Today, the exact wording of this proverb varies. In Oxford Quotations, we find, “One does not wash one’s dirty linen in public.”

A U.S. version that surfaced in the 1980s is, “Don’t air your dirty linen in public.”

The dirty linen saying emerged in English in 1867 when it appeared in the novel, The Last Chronicle of Barset, by English author, Anthony Trollope (1815-1882). Trollope used it this way: “There is nothing, I think, so bad as washing one’s dirty linen in public.”

By the late 1800s, references to washing linen in public had become commonplace.

Even though there continues to be controversy about the origin of the dirty linen proverb, there is no argument regarding its meaning which is, it isn’t a good idea to discuss family problems in public.

As Charles Earle Funk puts it: “Family quarrels or matters concerning members of the family should be kept within the four walls of the home” (2107 Curious Word Origins, Sayings & Expressions).

Contemporary Americans have come up with yet another variation. Rather than use the word, “public,” some Americans say, “clothes-line,” as in, “Don’t hang your dirty linen on the clothes-line.”

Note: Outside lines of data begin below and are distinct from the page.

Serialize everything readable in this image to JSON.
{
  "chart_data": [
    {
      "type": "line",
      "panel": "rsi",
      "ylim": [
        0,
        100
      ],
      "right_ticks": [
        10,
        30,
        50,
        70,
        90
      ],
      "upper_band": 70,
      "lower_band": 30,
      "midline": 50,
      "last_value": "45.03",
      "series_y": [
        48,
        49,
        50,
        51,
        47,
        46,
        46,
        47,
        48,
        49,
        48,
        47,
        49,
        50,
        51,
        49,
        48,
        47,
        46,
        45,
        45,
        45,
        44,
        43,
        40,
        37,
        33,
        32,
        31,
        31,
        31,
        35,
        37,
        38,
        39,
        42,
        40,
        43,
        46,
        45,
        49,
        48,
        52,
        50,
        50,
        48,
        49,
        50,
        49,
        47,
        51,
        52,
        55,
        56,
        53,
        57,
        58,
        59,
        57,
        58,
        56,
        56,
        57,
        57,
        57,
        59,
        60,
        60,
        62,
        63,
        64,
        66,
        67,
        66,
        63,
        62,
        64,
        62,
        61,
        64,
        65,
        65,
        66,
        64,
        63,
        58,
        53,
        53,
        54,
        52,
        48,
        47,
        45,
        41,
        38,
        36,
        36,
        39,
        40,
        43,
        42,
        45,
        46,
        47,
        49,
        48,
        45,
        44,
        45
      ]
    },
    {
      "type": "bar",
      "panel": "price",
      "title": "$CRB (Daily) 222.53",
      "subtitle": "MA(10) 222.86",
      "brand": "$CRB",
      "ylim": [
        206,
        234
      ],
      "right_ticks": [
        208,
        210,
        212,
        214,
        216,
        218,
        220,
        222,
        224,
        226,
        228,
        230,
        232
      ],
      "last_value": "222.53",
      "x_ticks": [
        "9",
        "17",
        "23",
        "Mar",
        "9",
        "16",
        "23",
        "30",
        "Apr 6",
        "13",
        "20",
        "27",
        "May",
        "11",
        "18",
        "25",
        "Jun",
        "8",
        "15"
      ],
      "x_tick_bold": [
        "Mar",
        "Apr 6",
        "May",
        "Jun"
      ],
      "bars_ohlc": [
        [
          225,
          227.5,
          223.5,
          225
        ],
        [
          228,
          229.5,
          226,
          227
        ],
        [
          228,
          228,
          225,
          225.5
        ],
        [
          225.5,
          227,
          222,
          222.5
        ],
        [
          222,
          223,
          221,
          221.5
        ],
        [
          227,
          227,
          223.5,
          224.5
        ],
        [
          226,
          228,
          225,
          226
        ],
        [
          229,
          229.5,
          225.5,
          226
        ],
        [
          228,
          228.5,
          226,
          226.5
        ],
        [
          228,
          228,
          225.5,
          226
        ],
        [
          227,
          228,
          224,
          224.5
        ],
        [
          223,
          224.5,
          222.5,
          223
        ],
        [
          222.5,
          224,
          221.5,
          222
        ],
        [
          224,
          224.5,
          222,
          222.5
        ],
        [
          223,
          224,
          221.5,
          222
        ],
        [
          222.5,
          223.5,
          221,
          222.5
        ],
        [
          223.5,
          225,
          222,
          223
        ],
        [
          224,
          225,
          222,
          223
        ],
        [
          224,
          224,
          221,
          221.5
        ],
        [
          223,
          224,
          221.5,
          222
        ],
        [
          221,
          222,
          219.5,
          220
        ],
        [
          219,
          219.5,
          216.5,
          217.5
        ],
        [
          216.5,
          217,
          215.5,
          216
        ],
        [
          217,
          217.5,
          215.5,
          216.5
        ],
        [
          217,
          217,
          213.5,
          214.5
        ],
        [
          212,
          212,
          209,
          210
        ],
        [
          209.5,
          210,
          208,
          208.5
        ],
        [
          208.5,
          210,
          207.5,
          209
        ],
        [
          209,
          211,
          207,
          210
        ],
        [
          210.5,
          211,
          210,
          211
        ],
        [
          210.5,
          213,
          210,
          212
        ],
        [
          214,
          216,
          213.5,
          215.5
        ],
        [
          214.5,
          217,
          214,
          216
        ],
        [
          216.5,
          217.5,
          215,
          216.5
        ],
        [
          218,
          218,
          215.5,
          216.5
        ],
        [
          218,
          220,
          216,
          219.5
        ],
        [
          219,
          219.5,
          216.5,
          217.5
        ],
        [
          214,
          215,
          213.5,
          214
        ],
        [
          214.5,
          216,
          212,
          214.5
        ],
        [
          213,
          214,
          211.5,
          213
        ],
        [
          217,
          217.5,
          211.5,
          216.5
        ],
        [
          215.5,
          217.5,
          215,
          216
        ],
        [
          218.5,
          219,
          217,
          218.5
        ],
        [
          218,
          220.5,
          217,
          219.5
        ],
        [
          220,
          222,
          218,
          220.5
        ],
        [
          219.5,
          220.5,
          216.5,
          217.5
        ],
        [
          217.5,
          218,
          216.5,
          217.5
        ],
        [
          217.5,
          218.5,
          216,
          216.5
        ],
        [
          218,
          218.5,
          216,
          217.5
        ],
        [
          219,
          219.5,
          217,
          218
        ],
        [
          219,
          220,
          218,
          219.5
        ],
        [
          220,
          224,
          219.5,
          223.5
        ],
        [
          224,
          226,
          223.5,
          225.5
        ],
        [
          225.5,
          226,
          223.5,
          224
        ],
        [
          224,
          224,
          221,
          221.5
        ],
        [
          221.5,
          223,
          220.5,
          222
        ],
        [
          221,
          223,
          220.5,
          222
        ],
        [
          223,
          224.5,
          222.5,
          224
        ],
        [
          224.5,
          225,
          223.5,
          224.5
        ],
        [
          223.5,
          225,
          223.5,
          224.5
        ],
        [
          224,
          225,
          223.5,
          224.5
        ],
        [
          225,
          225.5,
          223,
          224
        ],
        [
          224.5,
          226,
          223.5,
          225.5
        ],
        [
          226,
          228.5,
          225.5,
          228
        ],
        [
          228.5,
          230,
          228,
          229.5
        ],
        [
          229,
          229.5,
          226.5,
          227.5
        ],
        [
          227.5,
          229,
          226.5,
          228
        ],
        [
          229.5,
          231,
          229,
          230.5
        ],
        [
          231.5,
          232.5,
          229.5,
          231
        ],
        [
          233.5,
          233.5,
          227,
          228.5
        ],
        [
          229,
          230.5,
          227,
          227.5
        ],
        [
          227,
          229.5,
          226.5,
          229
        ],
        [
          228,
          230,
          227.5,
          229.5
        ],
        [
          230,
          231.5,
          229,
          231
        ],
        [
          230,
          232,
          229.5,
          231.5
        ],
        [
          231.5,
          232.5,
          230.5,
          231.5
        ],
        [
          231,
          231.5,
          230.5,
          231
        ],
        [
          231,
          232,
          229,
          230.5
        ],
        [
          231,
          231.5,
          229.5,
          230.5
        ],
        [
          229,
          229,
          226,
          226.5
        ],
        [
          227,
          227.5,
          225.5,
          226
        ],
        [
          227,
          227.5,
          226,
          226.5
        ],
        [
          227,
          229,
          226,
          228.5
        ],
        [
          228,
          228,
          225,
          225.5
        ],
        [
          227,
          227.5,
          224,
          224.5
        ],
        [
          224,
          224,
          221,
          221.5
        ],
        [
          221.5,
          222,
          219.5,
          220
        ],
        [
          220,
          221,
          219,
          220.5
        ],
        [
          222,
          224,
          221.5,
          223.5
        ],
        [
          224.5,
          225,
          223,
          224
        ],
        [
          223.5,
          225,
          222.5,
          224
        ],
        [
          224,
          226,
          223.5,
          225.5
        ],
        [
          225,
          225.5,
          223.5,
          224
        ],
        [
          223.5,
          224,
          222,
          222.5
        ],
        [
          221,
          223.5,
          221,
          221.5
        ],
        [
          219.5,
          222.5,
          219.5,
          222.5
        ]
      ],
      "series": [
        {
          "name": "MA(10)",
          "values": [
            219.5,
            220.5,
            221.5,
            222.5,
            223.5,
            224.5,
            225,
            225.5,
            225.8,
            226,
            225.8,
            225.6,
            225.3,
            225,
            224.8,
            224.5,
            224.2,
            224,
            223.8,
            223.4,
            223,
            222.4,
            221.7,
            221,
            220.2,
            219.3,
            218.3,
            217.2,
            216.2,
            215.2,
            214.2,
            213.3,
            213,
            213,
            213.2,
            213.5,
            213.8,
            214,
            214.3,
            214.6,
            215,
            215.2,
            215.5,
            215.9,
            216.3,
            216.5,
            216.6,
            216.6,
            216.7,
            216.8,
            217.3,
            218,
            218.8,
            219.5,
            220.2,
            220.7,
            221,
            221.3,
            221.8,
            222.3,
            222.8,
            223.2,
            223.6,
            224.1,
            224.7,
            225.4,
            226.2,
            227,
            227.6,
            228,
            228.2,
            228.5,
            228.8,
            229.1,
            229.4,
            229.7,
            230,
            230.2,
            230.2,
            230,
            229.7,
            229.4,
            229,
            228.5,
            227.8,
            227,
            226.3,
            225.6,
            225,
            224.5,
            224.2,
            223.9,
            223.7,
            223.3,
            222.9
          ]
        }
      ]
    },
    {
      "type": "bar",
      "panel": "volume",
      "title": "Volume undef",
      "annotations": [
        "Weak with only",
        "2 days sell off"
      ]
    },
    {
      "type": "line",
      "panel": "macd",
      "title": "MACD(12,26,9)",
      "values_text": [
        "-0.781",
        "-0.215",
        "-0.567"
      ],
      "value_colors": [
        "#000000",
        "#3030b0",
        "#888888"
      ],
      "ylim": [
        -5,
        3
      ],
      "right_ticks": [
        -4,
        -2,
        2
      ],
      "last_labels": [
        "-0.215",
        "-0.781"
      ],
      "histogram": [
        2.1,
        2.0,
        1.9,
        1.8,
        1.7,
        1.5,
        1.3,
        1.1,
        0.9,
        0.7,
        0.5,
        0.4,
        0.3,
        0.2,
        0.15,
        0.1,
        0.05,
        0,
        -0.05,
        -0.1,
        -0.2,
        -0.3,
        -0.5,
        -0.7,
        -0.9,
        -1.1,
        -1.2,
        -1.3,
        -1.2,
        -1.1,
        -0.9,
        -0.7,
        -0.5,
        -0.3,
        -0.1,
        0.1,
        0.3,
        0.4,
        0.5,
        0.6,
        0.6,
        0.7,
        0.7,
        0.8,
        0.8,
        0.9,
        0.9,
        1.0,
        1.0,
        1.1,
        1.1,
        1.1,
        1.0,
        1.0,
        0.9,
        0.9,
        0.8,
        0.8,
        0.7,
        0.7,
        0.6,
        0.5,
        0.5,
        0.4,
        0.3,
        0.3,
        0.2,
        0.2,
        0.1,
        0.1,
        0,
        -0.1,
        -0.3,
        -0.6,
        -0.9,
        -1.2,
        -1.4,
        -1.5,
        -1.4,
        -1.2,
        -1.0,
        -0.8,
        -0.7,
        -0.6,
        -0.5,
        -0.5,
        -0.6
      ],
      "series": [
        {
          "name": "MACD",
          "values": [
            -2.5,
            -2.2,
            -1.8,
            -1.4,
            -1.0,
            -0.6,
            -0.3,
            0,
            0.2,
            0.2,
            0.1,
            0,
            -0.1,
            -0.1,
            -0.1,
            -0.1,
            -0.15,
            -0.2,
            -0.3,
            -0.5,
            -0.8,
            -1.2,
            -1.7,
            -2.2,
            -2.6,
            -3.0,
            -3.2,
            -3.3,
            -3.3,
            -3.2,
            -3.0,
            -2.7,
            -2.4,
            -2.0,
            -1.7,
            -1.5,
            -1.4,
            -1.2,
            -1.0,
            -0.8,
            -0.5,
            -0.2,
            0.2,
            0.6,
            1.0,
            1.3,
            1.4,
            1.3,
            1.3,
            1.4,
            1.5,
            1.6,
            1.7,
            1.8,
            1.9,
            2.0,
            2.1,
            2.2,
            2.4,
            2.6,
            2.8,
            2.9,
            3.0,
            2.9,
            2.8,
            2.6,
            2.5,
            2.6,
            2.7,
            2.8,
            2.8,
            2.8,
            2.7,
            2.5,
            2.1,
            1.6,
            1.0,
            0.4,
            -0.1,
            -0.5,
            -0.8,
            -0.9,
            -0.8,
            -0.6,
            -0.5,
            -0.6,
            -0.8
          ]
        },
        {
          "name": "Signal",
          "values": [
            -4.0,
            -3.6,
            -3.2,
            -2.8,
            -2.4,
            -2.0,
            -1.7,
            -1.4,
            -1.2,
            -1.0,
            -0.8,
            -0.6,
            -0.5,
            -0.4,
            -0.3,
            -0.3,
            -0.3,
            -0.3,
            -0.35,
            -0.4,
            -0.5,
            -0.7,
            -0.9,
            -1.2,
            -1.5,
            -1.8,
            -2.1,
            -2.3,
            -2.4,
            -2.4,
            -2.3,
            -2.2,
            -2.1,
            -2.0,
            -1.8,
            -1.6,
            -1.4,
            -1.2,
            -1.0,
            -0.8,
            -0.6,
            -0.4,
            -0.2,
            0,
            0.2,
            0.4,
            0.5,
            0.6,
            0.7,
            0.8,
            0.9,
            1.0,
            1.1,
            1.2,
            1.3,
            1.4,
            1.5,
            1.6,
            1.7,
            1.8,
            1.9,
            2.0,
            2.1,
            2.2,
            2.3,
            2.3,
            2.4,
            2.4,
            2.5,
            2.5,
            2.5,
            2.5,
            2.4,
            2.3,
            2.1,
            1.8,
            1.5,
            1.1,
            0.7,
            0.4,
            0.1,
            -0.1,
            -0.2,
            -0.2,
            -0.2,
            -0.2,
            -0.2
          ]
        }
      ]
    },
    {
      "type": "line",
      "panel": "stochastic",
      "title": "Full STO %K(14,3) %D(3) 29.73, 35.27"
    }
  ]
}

Linen functions in this saying in one of its very early meanings — undergarments — which translates to: Don’t wash your dirty underwear in public.

Linen, in reference to products made from the fabric called linen, came into usage about 1748. Its original meaning, “cloth woven from flax,” is earlier, probably circa 1566.

One interesting development regarding this word was its 1796 plural form, linens, meaning, “grave-clothes”— the clothes one is buried in.